The story of the hack is common knowledge by now. Equifax left a sensitive server running with a known security vulnerability, which, partly due to an outdated list of computer systems administrators, the company hadn’t yet gotten around to fixing. This left the door ajar for hackers, who eagerly stepped through the opening and began plundering consumers’ personal information. They proceeded to offload consumer data, including Social Security numbers, birth dates, addresses, driver license numbers, credit card numbers, and even passport info, for more than six weeks before Equifax wised up and patched the system.
The settlement includes payouts of up to $425 million “to help people affected by the data breach,” a $100 million civil penalty, and a host of free services for those affected, such as free credit monitoring and identity restoration services. Associated Press puts the price tag at $700 million, but notes that it could be “potentially much more.” Consumer watchdog groups are largely satisfied with the unique settlement and pleased that it offers monetary reimbursements for consumers, but $700 million may prove to be a drop in the bucket for a company with a market cap of $16.96 billion.
Investors seem to be thinking along those lines, at least.
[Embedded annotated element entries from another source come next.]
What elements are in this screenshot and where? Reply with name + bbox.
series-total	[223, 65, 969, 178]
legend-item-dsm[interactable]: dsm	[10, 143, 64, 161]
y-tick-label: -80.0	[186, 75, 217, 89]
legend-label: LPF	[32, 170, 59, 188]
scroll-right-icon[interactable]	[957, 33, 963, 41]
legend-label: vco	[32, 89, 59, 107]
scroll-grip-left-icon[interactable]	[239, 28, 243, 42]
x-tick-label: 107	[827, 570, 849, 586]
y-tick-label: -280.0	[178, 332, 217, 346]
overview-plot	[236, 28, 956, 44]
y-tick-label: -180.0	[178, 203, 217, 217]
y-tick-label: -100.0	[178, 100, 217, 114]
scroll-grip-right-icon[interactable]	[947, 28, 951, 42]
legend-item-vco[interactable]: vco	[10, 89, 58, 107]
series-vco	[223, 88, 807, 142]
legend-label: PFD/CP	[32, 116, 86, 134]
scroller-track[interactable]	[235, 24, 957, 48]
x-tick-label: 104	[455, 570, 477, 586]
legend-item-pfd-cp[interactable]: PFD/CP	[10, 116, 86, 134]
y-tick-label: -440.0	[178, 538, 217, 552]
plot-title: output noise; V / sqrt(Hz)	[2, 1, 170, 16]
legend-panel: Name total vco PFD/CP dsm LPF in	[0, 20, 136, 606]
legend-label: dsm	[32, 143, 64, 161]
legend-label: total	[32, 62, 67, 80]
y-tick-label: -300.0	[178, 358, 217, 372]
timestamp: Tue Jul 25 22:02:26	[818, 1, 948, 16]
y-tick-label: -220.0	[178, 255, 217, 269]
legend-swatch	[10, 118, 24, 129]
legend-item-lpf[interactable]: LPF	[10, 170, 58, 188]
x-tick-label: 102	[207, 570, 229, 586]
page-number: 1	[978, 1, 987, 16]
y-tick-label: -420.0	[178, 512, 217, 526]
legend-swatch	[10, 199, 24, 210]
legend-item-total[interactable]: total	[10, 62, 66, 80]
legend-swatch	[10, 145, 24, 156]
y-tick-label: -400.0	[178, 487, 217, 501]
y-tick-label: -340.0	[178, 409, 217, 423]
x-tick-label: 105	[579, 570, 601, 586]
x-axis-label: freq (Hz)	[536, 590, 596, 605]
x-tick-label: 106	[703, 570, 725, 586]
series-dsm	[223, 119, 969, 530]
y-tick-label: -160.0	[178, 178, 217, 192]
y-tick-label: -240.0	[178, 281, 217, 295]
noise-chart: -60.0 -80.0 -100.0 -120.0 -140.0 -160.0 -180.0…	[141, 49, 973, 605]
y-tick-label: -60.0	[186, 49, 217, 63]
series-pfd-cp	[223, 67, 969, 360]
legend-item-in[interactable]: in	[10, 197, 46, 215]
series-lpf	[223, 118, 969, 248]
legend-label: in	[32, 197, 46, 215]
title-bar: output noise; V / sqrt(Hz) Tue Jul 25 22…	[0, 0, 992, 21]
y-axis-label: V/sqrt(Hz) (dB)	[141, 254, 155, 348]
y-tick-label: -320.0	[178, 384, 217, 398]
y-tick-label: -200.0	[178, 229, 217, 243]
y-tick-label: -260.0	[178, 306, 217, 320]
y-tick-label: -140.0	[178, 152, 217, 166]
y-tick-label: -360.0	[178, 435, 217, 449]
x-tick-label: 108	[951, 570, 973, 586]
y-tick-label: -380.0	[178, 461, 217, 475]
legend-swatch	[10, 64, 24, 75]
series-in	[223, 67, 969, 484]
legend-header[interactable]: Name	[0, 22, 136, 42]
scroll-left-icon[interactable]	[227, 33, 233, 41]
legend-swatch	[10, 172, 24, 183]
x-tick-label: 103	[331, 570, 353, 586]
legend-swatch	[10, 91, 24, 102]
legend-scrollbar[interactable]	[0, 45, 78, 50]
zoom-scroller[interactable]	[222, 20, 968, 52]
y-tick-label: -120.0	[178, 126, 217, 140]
Shares of the company plummeted 30% back when the breach was disclosed, but since then they have very nearly recovered. At the time of writing, shares are trading at $140.70, just 0.5% under the $141.45 level reached just before the company announced the breach on September 7, 2017. Though costly, the settlement lifts a longstanding cloud of uncertainty from the company’s future, pleasing analysts and shareholders.
The company is slated to release Q2 earnings on Wednesday. Zack’s expects the company to year-over-year revenue to decline by 0.6% to $871.75, and adjusted earnings to drop 12.8% to $1.36 per share.